С каким наслаждением он теперь снова ими любовался! Но он был огорчен тем, что не мог отличить головы от хвоста ни у одного из своих маленьких животных. Он видел, как они скользили сначала в одном каком-нибудь направлении, потом останавливались, поворачивались на месте и плыли так же быстро назад, не делая больше никаких поворотов. Значит, у них должны быть головы и хвосты! У них должна быть печень, должны быть мозг и кровеносные сосуды! Он перенесся мыслью на сорок лет назад, когда с помощью своей всемогущей линзы он обнаружил, что мухи и сырные клещи, казавшиеся такими простыми невооруженному глазу, почти так же сложно и совершенно устроены, как большие животные. Но как он ни изощрялся с самыми лучшими линзами, его маленькие животные оставались все теми же простыми палочками, шариками) и пробочниками. Он утешался тем, что стал вычислять для Королевского общества предполагаемую величину диаметра невидимых кровеносных сосудов у микробов, ни разу не позволив себе, конечно, ни малейшего намека на то, что он когда-либо видел эти кровеносные сосуды; ему хотелось только поразить воображение своих «патронов» рассуждениями об их невообразимо малой, сказочно ничтожной величине.
Если Антони Левенгуку не удалось обнаружить зародышей человеческих болезней, если у него не хватило воображения для того, чтобы предсказать своим ничтожным зверюшкам роль убийц, он все-таки доказал, что еле-еле видимые зверьки могут пожирать и убивать живые существа, которые во много раз больше их самих. Однажды он затеял возню с ракушками и моллюсками, которых он выуживал из каналов Дельфта. Внутри каждой матери он находил массу зародышей. Он пытался искусственно вырастить эти зародыши в стакане воды, взятой из канала.
– Удивляюсь, — бормотал он, — почему наши каналы не набиты битком этими ракушками, если внутри каждой матери такая масса зародышей?
День за днем он шарил в своем стакане с вязкою массой эмбрионов[13]; он наводил на них свою линзу, чтобы проверить, насколько они выросли... Но что это?

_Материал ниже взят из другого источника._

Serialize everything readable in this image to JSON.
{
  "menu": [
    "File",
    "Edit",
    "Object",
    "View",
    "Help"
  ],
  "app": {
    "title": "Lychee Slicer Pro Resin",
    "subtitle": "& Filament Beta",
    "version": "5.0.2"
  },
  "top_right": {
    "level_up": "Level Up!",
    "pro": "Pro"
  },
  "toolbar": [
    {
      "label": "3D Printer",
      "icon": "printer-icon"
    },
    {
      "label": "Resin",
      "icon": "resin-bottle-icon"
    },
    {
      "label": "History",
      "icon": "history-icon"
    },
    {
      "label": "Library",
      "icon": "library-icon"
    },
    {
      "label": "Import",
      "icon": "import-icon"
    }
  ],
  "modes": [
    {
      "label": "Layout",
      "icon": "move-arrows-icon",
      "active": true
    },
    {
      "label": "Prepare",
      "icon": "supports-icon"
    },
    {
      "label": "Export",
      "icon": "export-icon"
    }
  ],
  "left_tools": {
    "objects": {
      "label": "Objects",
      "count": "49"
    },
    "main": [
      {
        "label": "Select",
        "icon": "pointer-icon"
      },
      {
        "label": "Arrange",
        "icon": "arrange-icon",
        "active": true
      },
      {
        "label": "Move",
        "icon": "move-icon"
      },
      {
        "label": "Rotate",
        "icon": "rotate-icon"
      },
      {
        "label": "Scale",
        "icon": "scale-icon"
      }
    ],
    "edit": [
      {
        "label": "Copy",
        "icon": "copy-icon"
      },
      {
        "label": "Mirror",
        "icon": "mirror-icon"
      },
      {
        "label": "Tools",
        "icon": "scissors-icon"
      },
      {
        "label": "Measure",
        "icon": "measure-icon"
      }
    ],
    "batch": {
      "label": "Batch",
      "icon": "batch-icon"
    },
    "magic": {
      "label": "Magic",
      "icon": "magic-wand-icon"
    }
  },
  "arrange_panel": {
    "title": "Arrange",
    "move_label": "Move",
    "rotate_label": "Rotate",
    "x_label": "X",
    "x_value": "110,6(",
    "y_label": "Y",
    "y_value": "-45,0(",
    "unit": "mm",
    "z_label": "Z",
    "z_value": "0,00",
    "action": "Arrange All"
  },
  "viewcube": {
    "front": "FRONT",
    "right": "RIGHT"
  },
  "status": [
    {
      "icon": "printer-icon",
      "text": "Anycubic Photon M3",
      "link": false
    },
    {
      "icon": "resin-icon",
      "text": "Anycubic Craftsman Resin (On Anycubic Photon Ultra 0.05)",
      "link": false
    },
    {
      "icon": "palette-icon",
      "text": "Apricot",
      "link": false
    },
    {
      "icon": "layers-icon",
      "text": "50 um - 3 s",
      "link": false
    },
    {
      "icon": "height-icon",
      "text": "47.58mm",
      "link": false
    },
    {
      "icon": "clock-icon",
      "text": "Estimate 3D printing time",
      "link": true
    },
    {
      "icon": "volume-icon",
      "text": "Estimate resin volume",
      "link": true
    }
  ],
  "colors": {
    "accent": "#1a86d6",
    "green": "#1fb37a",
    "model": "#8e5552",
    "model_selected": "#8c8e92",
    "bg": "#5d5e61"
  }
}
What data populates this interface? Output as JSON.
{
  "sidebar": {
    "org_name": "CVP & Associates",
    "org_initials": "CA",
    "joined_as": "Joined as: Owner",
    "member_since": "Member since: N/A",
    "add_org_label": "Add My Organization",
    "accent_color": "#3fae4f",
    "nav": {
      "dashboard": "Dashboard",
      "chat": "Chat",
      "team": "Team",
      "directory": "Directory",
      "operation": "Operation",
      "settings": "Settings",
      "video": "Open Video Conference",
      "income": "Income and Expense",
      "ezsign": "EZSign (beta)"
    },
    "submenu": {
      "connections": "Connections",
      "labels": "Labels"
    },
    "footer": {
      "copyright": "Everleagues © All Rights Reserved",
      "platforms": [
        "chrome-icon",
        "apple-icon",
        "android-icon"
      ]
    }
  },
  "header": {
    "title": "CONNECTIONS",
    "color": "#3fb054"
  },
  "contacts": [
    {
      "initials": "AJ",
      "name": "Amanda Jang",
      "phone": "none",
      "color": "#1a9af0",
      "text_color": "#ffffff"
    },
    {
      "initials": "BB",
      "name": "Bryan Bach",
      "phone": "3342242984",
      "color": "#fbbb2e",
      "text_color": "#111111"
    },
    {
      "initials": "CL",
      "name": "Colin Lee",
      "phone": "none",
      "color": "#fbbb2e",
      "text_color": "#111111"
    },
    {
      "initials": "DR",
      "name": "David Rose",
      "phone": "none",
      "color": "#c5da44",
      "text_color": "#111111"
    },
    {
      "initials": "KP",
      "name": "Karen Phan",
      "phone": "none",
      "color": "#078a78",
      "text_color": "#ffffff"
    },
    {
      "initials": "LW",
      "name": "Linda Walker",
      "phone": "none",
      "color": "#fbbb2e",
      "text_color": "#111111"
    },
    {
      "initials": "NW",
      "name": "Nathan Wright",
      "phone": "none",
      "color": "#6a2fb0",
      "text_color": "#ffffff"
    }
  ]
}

Он с изумлением увидел, что мягкое вещество моллюсков исчезло из их твердых оболочек: оно было уничтожено мириадами микробов, жадно атаковавших ракушки...
«Жизнь существует за счет жизни, — это жестоко, но такова божья воля, размышлял он. — И все это, конечно, к нашему благополучию, потому что если бы маленькие животные не съедали молодых моллюсков, то наши каналы оказались бы переполненными ими до самых краев, — ведь в каждой матери живет такая масса зародышей».
Таким образом, Антони Левенгук покорно принимал и восхвалял высшую премудрость природы, и в этом он был сын своего времени, потому что в его век искатели еще не вступили в поединок с богом, подобно Пастеру, пришедшему после них, и не грозили кулаками по адресу матери-природы за ее бессмысленную жестокость к человечеству и ко всем ее многочисленным детям.
Ему минуло восемьдесят лет, и, несмотря на исключительно крепкий организм, его зубы все-таки расшатались; он не жаловался на приход неумолимой зимы в его жизни; он вырвал старый зуб и направил свою линзу на маленькие создания, копошившиеся в его пустом корне, — почему бы лишний раз на них не взглянуть? Может быть, в них окажутся такие детали, которых он не заметил во время прежних тысячекратных исследований! Когда ему исполнилось восемьдесят пять лет, собравшиеся к нему в этот день друзья стали уговаривать его бросить занятия и уйти на покой. Он нахмурил лоб и широко открыл свои еще блестящие глаза.
– Плоды, созревающие осенью, сохраняются дольше всех! — сказал он им.
Он называл восьмидесятипятилетний возраст своею осенью!
Левенгук был природным демонстратором. Ему очень нравилось слышать ахи и охи людей, главным образом, конечно, философов и любителей науки, которым он разрешал смотреть в свой еле видимый фантастический мир и которым он писал свои нескладные, удивительные письма. Но он не был учителем.
«Я никогда никого не учил, — писал он знаменитому философу Лейбницу[14], — потому что, если бы я стал учить одного, мне пришлось бы учить и других... Мне пришлось бы отдать себя в рабство, а я хочу оставаться свободным человеком».